Table 1_Environmental pressures shape regional patterns of genetic diversity and ancestry in cotton landraces.xlsx

Upland cotton has undergone extensive domestication and breeding, leading to substantial genetic improvement but also a pronounced narrowing of its genetic base. To better characterize and leverage the diversity preserved in traditional gene pools, we examined the population structure, phylogenetic relationships, and genomic signatures of selection in a globally sourced panel of cotton landraces and elite cultivars. STRUCTURE and neighbor-joining analyses based on whole-genome SNP genotyping identified four ancestral populations divided into nine major clusters. The landrace accessions formed deep, regionally coherent lineages characterized by high heterozygosity and an abundance of private alleles. Consistent with these patterns, Nei’s genetic distance and pairwise FST estimates revealed strong divergence between Mesoamerican and Central American landraces relative to modern breeding lines. Flowering time, a key adaptive trait, was strongly associated with genetic clusters, with photoperiod-sensitive genotypes primarily originating from highland and tropical regions. Genome-wide scans of Tajima’s D further differentiated landraces from cultivars, revealing signatures of balancing selection and ancestral polymorphism in the landraces, and selective sweeps in cultivated accessions. Notably, flowering-related genes on chromosomes D05 and A05 were located in regions exhibiting contrasting Tajima’s D values between the two gene pools.
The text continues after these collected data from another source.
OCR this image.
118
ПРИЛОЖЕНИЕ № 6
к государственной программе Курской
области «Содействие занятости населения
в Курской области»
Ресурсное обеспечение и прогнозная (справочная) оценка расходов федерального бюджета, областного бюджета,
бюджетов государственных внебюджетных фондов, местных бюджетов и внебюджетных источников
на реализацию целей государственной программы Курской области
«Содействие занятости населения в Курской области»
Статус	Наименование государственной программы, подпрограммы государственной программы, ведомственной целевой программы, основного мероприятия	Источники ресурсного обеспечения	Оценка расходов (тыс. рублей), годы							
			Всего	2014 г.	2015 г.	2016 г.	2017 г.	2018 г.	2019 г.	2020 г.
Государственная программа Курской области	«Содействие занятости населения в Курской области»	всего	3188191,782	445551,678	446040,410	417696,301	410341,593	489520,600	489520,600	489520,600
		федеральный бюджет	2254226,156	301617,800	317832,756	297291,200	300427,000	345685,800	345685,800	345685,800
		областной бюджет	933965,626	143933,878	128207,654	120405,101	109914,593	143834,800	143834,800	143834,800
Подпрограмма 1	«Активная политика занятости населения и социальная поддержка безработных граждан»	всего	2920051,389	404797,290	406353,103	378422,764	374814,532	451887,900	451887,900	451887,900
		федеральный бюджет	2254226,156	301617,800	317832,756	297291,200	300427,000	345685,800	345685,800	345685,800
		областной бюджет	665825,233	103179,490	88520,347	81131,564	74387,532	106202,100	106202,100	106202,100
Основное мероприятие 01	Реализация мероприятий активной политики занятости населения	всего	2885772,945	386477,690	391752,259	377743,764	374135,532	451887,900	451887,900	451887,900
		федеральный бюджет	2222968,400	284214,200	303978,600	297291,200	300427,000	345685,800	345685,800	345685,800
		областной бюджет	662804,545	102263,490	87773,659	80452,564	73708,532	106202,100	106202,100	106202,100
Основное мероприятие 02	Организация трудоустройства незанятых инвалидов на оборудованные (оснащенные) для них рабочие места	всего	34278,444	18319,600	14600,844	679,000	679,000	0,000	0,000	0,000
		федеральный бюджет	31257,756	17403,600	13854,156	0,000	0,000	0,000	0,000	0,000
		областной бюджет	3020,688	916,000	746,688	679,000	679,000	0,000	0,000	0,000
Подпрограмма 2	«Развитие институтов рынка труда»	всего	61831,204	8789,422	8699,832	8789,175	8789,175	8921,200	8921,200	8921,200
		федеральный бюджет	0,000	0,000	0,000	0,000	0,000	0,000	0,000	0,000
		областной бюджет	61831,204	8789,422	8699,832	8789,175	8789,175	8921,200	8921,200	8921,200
These findings demonstrate that cotton landraces have retained valuable genomic regions lost from modern cultivars through domestication and decades of intensive improvement. As such, they represent an important reservoir for enhancing resilience, adaptation, and fiber traits in modern cotton. Collectively, our results provide a high-resolution framework for targeted pre-breeding and conservation initiatives, underscoring the untapped potential of landraces in broadening the genetic base of cultivated G. hirsutum.